Lately, when you think of the U.S-Mexico border, you think of the children being kept in cages, of migrant folks being kept in unthinkable conditions in detention prisons, and you think of the possible construction of Donald Trump’s beloved wall–among other negative connotations that the border brings. Then there are times when heartwarming images and scenes from the border show that despite the weaponization of the border, we’re still connected to one another in many ways.
Architect and artist Ronald Rael designed and installed pink seesaws at the border for children from the United States and Mexico to play together.
The art installation, “Teeter-Totter Wall,” was created by Rael, an architecture professor at the University of California, Berkeley, and Virginia San Fratello, an associate professor of design at San Jose State University.
The custom-built seesaws were placed on both sides of the steel border fence that separates the U.S. and Mexico. The artist called it “one of the most incredible experiences of his career” in a post he shared on Instagram.
Despite the negative headlines that dominate the news cycle every day, it’s refreshing to see artists like Ronald Rael use their platform and creativity to spark positivity and strengthen our sense of community.
“The wall became a literal fulcrum for U.S.-Mexico relations and children and adults were connected in meaningful ways on both sides with the recognition that the actions that take place on one side have a direct consequence on the other side,” Rael wrote in his Instagram caption. Rael also gave a shoutout to the team who helped make this powerful art installation a reality in Cuidad Juárez, Mexico.

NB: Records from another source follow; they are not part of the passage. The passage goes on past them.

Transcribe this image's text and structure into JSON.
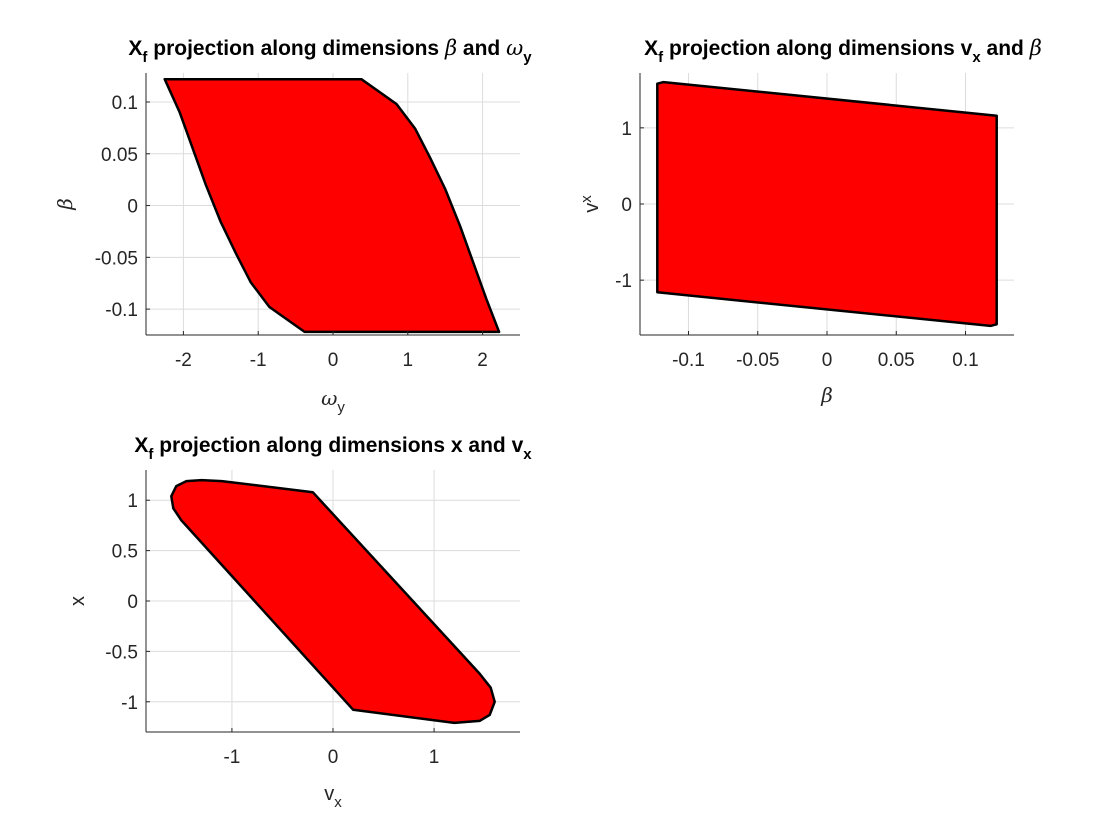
{
  "colors": {
    "fill": "#ff0000",
    "edge": "#000000",
    "axis": "#262626",
    "grid": "#dcdcdc",
    "background": "#ffffff"
  },
  "chart_data": [
    {
      "type": "area",
      "title": {
        "main": "X",
        "sub": "f",
        "rest": " projection along dimensions ",
        "a": "β",
        "and": " and ",
        "b": "ω",
        "b_sub": "y"
      },
      "xlabel": {
        "main": "ω",
        "sub": "y"
      },
      "ylabel": {
        "main": "β",
        "sub": ""
      },
      "xlim": [
        -2.5,
        2.5
      ],
      "ylim": [
        -0.125,
        0.128
      ],
      "xticks": [
        -2,
        -1,
        0,
        1,
        2
      ],
      "xtick_labels": [
        "-2",
        "-1",
        "0",
        "1",
        "2"
      ],
      "yticks": [
        -0.1,
        -0.05,
        0,
        0.05,
        0.1
      ],
      "ytick_labels": [
        "-0.1",
        "-0.05",
        "0",
        "0.05",
        "0.1"
      ],
      "grid": true,
      "polygon": [
        [
          -2.25,
          0.122
        ],
        [
          0.38,
          0.122
        ],
        [
          0.85,
          0.098
        ],
        [
          1.1,
          0.074
        ],
        [
          1.3,
          0.046
        ],
        [
          1.5,
          0.016
        ],
        [
          1.7,
          -0.02
        ],
        [
          1.9,
          -0.06
        ],
        [
          2.05,
          -0.09
        ],
        [
          2.22,
          -0.122
        ],
        [
          -0.38,
          -0.122
        ],
        [
          -0.85,
          -0.098
        ],
        [
          -1.1,
          -0.074
        ],
        [
          -1.3,
          -0.046
        ],
        [
          -1.5,
          -0.016
        ],
        [
          -1.7,
          0.02
        ],
        [
          -1.9,
          0.06
        ],
        [
          -2.05,
          0.09
        ]
      ]
    },
    {
      "type": "area",
      "title": {
        "main": "X",
        "sub": "f",
        "rest": " projection along dimensions ",
        "a": "v",
        "a_sub": "x",
        "and": " and ",
        "b": "β"
      },
      "xlabel": {
        "main": "β",
        "sub": ""
      },
      "ylabel": {
        "main": "v",
        "sub": "x"
      },
      "xlim": [
        -0.135,
        0.135
      ],
      "ylim": [
        -1.72,
        1.72
      ],
      "xticks": [
        -0.1,
        -0.05,
        0,
        0.05,
        0.1
      ],
      "xtick_labels": [
        "-0.1",
        "-0.05",
        "0",
        "0.05",
        "0.1"
      ],
      "yticks": [
        -1,
        0,
        1
      ],
      "ytick_labels": [
        "-1",
        "0",
        "1"
      ],
      "grid": true,
      "polygon": [
        [
          -0.1225,
          1.58
        ],
        [
          -0.118,
          1.6
        ],
        [
          0.1225,
          1.16
        ],
        [
          0.1225,
          -1.58
        ],
        [
          0.118,
          -1.6
        ],
        [
          -0.1225,
          -1.16
        ]
      ]
    },
    {
      "type": "area",
      "title": {
        "main": "X",
        "sub": "f",
        "rest": " projection along dimensions x and ",
        "a": "v",
        "a_sub": "x"
      },
      "xlabel": {
        "main": "v",
        "sub": "x"
      },
      "ylabel": {
        "main": "x",
        "sub": ""
      },
      "xlim": [
        -1.85,
        1.85
      ],
      "ylim": [
        -1.3,
        1.3
      ],
      "xticks": [
        -1,
        0,
        1
      ],
      "xtick_labels": [
        "-1",
        "0",
        "1"
      ],
      "yticks": [
        -1,
        -0.5,
        0,
        0.5,
        1
      ],
      "ytick_labels": [
        "-1",
        "-0.5",
        "0",
        "0.5",
        "1"
      ],
      "grid": true,
      "polygon": [
        [
          -1.6,
          1.04
        ],
        [
          -1.55,
          1.14
        ],
        [
          -1.45,
          1.19
        ],
        [
          -1.3,
          1.2
        ],
        [
          -1.1,
          1.19
        ],
        [
          -0.2,
          1.08
        ],
        [
          1.45,
          -0.72
        ],
        [
          1.56,
          -0.86
        ],
        [
          1.6,
          -1.0
        ],
        [
          1.55,
          -1.13
        ],
        [
          1.45,
          -1.19
        ],
        [
          1.2,
          -1.21
        ],
        [
          0.2,
          -1.08
        ],
        [
          -1.5,
          0.8
        ],
        [
          -1.58,
          0.92
        ]
      ]
    }
  ]
}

CNN also points out that the New Mexico town is also where a militia detained migrants in April (the ACLU called it a kidnapping), and where a private group began building its own border wall with the use of millions donated to a GoFundMe campaign.
Last week, the Supreme Court also gave Trump a victory in his fight for the construction of a wall along the border. Further, the Supreme Court allowed the administration to use $2.5 billion in military funds for it.
Despite all of the negative news surrounding the border, it was a different scene there on Monday near the Sunland Park stretch. Instead, it showed a heartwarming and lighter scene compared to what we’ve recently seen.
The art installation that this artist created is also meant to serve as a reminder. A reminder that “we are connected” and “what happens on one side impacts the other.”
The pink seesaws showed people from both sides of the border coming together in a unifying act. Children and adults alike on U.S soil were recorded playing with children from the other side. These light-hearted scenes from the border make one for if only a second forget the actual reality of it all.
RAICES, a non-profit focusing on immigration legal services in Texas, shared on Twitter that “Art is such a powerful vehicle for change”
Claudia Tristán, the Director of Latinx Messaging for 2020 Democratic presidential candidate Beto O’Rourke also praised the art installation for the message it spread.
“The symbolism of the seesaw is just magical,” she wrote in a tweet. “A #Border fence will not keep us from our neighbors.”
The video of architect and artist Ronald Rael that’s also making rounds on social media shows him saying that the seesaw that there are still “good relations the people of Mexico and the United States.” Therefore, the seesaw can portray that we are “equal” and the wall, he says, cuts those relationships between us.
Ultimately, it is important to remember that with or without the U.S.-Mexico border, much of this land belonged to and will always belong to Native Americans.